Je me ronge… ça fait 50 ans que je me ronge consciencieusement les ongles. Je ne sais pas au juste combien de kilos de moi-même j’ai avalé jusqu’à présent : c’est impressionnant ! J’y prends goût. Impossible de me souvenir en quelle année cette triste habitude a exactement commencé mais une chose est sûre : c’était à l’école primaire. J’ai dû me mettre un doigt à la bouche sans m’en rendre compte, par ennui ou – plus inquiétant – par peur, et le terrible engrenage s’est mis en branle.
Il faut que je me rende à l’évidence, je suis cannibale. C’est un choc : le cannibalisme est interdit dans nos sociétés civilisées. C’est un signe de dégénérescence, une caractéristique de certaines sociétés primitives, connues pour leur sauvagerie rédhibitoire. Quant à moi, rassurez-vous, je ne présente aucun risque pour les autres puisque je ne m’en prends qu’à moi-même !
Ce n’est pas par amour de moi que je me ronge et m’ingère… et, pour ne rien cacher à personne, je me digère de plus en plus mal. J’ai des nausées, des migraines, des flatulences. Plus j’y réfléchis, plus je pense que je dois être fascinée par mon autodestruction.
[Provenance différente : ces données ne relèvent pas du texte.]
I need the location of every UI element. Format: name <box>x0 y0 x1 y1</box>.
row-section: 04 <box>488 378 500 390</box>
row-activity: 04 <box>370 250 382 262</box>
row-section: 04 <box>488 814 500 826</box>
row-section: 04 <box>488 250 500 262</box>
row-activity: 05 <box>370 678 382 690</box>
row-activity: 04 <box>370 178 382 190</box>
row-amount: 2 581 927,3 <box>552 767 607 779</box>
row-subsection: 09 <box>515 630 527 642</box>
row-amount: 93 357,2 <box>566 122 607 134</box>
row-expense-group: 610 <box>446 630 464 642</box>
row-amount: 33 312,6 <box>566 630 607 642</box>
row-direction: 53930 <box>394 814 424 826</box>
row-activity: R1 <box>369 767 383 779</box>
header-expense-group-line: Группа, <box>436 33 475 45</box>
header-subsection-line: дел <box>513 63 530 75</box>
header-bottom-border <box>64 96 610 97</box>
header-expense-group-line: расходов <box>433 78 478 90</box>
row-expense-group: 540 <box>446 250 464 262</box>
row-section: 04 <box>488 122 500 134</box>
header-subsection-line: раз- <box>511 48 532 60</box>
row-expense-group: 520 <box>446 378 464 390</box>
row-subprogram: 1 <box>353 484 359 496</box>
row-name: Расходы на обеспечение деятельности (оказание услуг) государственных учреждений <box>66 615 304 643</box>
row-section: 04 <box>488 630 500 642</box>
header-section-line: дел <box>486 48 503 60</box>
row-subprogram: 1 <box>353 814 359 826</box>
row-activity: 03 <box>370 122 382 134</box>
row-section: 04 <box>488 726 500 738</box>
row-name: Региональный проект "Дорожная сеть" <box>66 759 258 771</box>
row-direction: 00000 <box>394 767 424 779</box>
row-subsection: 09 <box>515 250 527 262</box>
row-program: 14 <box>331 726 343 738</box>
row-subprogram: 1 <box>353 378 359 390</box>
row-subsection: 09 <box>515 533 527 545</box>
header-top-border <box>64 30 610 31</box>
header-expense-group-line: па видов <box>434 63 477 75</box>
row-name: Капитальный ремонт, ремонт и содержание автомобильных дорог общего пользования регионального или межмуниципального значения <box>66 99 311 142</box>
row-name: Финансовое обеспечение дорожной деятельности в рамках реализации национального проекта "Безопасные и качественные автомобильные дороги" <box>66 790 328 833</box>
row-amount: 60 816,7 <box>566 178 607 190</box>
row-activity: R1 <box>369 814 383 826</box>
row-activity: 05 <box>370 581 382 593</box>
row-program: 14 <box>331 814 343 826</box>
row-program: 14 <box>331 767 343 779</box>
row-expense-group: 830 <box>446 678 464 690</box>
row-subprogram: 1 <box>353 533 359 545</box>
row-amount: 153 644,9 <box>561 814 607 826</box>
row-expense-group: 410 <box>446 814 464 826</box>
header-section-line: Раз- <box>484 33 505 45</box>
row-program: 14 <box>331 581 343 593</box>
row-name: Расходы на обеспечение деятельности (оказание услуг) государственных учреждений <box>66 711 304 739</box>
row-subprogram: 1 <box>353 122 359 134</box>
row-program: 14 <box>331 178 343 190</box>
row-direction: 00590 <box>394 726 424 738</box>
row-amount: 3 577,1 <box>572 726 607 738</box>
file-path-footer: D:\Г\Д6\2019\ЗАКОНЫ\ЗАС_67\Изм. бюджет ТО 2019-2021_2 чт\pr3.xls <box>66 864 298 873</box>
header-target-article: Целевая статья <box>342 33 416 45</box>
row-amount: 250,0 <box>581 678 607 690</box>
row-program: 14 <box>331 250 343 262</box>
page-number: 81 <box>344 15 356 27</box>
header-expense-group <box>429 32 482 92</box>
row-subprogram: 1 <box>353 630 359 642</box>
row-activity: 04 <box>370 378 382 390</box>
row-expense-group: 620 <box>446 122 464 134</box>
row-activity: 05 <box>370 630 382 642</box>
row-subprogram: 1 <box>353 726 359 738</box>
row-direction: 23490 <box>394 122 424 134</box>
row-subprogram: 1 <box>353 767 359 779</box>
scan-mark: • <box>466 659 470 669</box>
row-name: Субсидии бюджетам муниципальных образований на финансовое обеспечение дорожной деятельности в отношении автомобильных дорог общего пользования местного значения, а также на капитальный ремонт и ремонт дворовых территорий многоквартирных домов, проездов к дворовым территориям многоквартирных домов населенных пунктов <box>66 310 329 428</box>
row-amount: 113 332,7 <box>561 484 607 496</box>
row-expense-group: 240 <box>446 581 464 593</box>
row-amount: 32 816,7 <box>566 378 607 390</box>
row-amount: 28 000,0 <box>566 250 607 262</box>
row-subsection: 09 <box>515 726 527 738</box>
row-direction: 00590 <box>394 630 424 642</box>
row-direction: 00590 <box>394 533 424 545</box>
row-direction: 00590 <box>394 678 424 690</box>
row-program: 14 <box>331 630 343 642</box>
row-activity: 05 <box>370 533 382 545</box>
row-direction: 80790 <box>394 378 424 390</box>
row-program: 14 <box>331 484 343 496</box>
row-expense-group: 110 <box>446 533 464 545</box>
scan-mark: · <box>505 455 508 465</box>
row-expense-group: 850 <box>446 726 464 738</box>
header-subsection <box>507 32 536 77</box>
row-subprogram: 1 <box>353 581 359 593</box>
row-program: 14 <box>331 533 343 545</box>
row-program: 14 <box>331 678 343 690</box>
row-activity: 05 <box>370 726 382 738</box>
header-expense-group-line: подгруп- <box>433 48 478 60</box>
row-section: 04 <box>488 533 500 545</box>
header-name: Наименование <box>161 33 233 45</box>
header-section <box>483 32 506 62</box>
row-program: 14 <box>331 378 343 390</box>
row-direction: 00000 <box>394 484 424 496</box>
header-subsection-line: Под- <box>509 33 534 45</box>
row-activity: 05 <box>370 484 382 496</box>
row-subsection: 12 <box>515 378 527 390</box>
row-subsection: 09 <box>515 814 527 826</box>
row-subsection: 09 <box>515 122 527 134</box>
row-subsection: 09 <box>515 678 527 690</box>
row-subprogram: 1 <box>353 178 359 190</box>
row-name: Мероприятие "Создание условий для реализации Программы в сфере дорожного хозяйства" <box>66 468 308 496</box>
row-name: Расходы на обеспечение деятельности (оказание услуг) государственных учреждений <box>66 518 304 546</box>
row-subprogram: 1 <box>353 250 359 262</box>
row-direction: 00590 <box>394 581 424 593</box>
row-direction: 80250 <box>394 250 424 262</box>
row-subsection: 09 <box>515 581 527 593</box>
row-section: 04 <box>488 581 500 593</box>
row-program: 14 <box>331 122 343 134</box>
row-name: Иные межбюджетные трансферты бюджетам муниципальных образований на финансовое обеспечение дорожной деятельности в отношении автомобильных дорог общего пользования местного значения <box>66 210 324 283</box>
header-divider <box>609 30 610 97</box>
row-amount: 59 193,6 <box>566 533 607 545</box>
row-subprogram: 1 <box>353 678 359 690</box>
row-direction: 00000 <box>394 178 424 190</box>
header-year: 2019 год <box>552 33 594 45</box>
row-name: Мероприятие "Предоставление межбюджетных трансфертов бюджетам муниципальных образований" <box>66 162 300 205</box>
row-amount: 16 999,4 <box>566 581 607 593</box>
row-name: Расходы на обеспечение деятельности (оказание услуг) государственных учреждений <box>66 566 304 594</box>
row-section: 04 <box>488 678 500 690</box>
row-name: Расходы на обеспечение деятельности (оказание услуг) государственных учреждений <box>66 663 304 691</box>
J’y mets du temps à me ronger, je n’en aurai jamais terminé avec moi, même à la fin de ma vie, et je mourrai sûrement avant de m’être entièrement dévorée. Il est vrai que mes chairs repoussent, comme de petites greffes imparfaites.
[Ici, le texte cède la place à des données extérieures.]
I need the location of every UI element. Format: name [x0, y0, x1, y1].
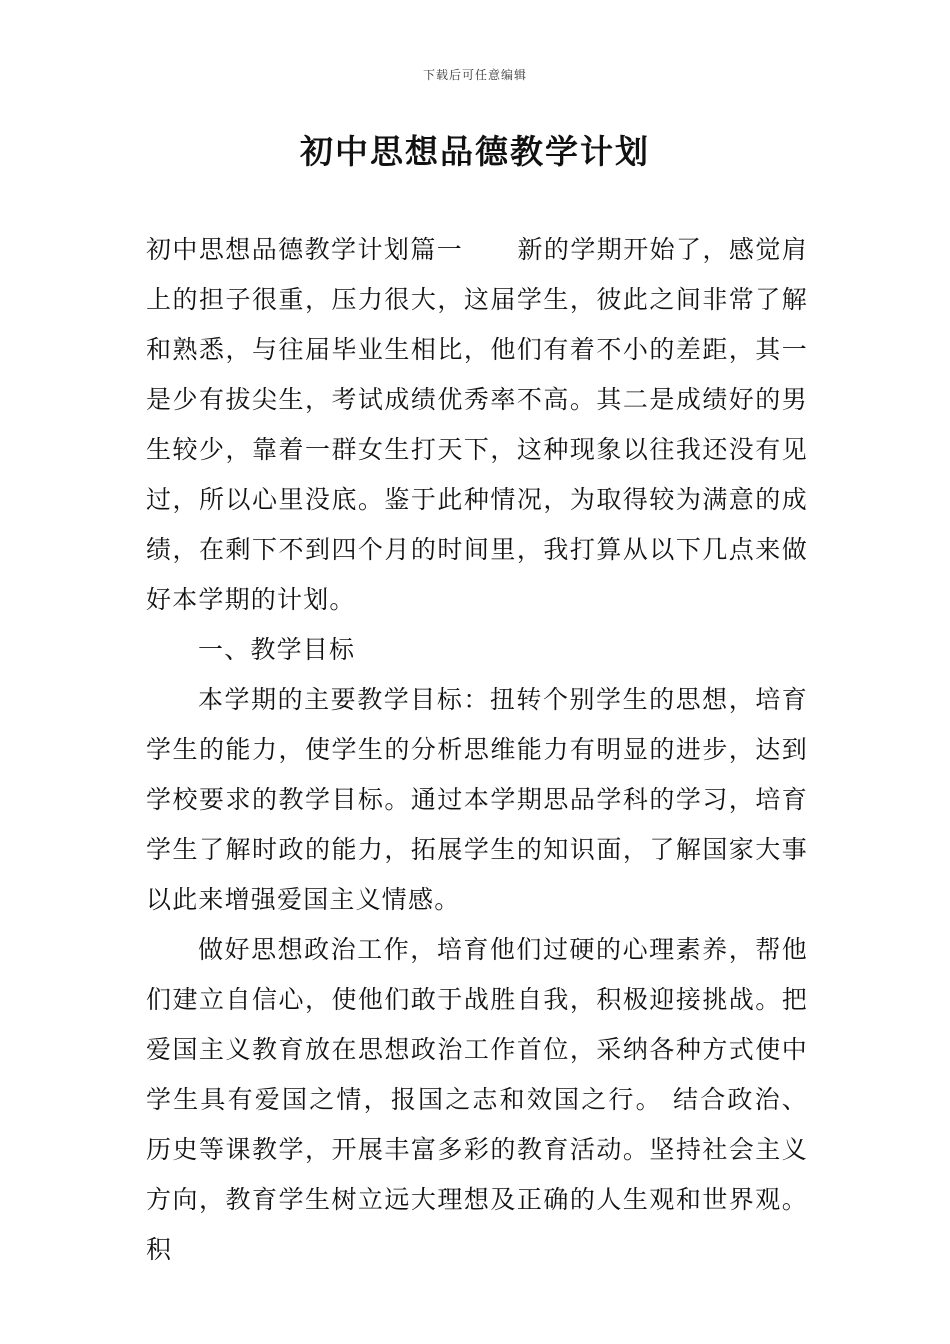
- paragraph-political-work: 做好思想政治工作，培育他们过硬的心理素养，帮他们建立自信心，使他们敢于战胜自我，积极迎接挑战。把爱国主义教育放在思想政治工作首位，采纳各种方式使中学生具有爱国之情，报国之志和效国之行。 结合政治、历史等课教学，开展丰富多彩的教育活动。坚持社会主义方向，教育学生树立远大理想及正确的人生观和世界观。积: [146, 935, 808, 1264]
- document-body: [146, 225, 808, 1275]
- intro-lead: 初中思想品德教学计划篇一: [146, 235, 464, 264]
- header-note: 下载后可任意编辑: [422, 68, 527, 82]
- paragraph-intro: [146, 225, 808, 625]
- section-heading-teaching-goals: 一、教学目标: [198, 635, 356, 664]
- paragraph-teaching-goals: 本学期的主要教学目标：扭转个别学生的思想，培育学生的能力，使学生的分析思维能力有明显的进步，达到学校要求的教学目标。通过本学期思品学科的学习，培育学生了解时政的能力，拓展学生的知识面，了解国家大事以此来增强爱国主义情感。: [146, 685, 808, 914]
- intro-text: 新的学期开始了，感觉肩上的担子很重，压力很大，这届学生，彼此之间非常了解和熟悉，与往届毕业生相比，他们有着不小的差距，其一是少有拔尖生，考试成绩优秀率不高。其二是成绩好的男生较少，靠着一群女生打天下，这种现象以往我还没有见过，所以心里没底。鉴于此种情况，为取得较为满意的成绩，在剩下不到四个月的时间里，我打算从以下几点来做好本学期的计划。: [146, 235, 808, 614]
- document-title: 初中思想品德教学计划: [300, 132, 650, 171]
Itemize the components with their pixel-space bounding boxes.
Comment ai-je pu en arriver là ? Je suis entièrement dépendante de mes peaux. “Je m’ai dans la peau”, aussi bizarre que cela puisse paraître.
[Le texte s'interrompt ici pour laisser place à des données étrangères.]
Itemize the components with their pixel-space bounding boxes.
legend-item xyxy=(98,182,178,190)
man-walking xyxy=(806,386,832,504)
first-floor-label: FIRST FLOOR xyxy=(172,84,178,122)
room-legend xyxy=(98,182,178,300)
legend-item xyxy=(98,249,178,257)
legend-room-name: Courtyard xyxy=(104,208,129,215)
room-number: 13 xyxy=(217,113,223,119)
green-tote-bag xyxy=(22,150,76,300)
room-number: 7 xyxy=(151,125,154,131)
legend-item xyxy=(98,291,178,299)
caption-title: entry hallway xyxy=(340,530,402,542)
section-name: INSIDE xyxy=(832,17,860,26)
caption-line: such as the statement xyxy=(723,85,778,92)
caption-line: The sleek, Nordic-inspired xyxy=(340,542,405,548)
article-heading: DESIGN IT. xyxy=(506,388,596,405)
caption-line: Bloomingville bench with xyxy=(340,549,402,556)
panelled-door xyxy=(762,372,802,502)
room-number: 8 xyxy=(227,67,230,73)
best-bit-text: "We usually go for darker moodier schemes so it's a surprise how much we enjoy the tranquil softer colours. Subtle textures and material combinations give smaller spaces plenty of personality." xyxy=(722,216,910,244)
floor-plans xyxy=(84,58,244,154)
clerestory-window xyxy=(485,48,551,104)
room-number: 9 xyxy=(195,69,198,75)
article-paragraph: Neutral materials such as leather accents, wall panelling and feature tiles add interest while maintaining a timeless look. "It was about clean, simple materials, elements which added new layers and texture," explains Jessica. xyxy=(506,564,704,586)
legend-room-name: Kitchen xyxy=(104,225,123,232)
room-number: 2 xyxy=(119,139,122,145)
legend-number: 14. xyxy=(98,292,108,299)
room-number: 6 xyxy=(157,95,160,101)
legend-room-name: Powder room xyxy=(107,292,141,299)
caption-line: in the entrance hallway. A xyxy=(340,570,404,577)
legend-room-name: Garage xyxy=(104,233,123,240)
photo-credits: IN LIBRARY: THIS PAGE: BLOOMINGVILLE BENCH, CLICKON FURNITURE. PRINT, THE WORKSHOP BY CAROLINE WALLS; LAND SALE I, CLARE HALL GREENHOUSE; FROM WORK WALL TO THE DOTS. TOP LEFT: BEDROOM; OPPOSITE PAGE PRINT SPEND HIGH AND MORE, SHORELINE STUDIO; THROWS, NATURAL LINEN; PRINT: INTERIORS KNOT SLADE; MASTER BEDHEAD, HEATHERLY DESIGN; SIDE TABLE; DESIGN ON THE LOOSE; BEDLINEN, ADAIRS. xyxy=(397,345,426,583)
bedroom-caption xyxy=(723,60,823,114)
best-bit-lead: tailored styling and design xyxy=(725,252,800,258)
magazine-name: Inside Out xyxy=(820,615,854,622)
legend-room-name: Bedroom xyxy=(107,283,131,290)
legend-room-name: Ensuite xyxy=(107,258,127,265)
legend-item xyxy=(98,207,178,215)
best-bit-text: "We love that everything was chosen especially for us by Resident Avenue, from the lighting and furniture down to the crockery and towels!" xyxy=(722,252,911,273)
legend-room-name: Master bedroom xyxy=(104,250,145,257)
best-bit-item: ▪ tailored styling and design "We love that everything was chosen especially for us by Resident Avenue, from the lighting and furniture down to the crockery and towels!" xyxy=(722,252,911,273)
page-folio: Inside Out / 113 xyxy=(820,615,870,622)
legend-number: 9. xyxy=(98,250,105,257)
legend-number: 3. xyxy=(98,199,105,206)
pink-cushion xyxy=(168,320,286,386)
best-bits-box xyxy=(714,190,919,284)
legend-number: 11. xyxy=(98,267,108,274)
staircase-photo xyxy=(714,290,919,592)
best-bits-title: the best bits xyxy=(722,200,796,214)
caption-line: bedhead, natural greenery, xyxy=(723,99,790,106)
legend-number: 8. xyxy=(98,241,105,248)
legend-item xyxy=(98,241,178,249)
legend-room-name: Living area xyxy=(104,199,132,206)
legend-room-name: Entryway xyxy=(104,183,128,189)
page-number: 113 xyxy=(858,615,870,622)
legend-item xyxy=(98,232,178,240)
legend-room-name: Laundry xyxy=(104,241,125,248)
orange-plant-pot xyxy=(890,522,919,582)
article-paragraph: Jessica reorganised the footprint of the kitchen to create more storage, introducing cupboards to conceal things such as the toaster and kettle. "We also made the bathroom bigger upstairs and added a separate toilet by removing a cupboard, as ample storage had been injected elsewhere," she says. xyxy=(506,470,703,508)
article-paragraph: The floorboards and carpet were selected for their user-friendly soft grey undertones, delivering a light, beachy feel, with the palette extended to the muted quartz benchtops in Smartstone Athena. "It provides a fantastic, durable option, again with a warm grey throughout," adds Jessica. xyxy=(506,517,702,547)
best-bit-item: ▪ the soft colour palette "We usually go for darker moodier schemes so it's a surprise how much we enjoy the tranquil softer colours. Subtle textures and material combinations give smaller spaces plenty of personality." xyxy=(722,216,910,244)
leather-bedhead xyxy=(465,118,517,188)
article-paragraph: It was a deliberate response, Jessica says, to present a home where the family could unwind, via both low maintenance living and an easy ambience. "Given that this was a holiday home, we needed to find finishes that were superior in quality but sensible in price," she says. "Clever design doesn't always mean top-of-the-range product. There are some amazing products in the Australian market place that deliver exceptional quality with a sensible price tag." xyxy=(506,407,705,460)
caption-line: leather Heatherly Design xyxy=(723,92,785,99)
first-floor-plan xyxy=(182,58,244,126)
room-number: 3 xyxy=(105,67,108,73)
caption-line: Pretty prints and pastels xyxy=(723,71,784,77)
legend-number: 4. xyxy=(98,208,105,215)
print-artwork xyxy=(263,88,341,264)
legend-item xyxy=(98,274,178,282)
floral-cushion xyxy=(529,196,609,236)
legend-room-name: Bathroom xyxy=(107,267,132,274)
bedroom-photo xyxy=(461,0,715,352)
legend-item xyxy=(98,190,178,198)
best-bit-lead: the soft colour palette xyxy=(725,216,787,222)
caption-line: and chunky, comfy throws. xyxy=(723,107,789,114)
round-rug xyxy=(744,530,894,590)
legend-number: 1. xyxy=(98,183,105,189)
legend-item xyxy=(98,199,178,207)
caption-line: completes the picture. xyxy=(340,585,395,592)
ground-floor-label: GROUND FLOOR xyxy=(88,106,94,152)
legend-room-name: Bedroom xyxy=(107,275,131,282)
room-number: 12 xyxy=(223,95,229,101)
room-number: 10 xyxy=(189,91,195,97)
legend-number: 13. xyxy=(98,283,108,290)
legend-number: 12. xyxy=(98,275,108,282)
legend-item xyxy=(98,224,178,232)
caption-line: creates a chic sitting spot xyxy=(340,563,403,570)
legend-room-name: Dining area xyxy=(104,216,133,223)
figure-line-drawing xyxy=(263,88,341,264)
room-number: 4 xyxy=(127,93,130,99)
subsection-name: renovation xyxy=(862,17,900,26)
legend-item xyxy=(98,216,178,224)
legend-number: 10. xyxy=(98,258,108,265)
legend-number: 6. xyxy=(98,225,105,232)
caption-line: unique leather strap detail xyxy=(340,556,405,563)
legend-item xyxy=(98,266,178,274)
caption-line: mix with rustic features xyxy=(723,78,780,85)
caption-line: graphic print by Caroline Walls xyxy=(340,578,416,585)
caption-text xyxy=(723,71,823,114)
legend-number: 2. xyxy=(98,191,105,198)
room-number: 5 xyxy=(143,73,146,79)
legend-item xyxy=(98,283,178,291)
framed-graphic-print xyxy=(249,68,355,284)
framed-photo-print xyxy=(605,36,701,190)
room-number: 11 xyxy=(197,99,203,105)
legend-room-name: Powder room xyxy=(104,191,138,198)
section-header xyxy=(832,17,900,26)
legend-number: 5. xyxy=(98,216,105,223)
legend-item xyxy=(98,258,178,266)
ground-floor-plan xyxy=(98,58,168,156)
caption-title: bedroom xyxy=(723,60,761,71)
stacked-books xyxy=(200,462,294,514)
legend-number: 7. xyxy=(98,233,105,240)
Souvent, je contemple avec envie les interminables ongles rouges, roses, oranges ou verts, de ces femmes qui déploient leurs doigts comme des éventails offerts à l’admiration du monde. Elles les agitent, les plient, les pointent, leur font accomplir des gestes gracieux qui agrandissent les yeux de leurs admirateurs silencieux. Moi, je cache, range, dissimule ; je fais disparaître les monstres qui horrifient les malheureux spectateurs de ce charnier insolite. Je lis dans leurs yeux des - “ C’est dégoûtant! ”, “ Mais comment a-t-elle pu en arriver là ? ”, “ Si c’est pas malheureux à son âge ! ” - qui renvoient mes doigts à la solitude qui est la leur.
Le seul moment où je laisse mes doigts en paix, c’est la nuit ; forcément, je dors. Parfois, je me demande même si je ne me réveille pas en secret pour parfaire mon travail quotidien, mais je ne pourrai pas le garantir car je ne suis pas en état de me surveiller après minuit. Il va falloir que j’adopte des mesures draconiennes pour sauver mes doigts, mais lesquelles ?
Non, je crois qu’il n’y a aucune autre solution, sinon arrêter de me ronger toutes affaires cessantes ! Mais déjà, le geste me manque et je crains de ne pouvoir y parvenir avant d’être devenue… une rognure de moi-même.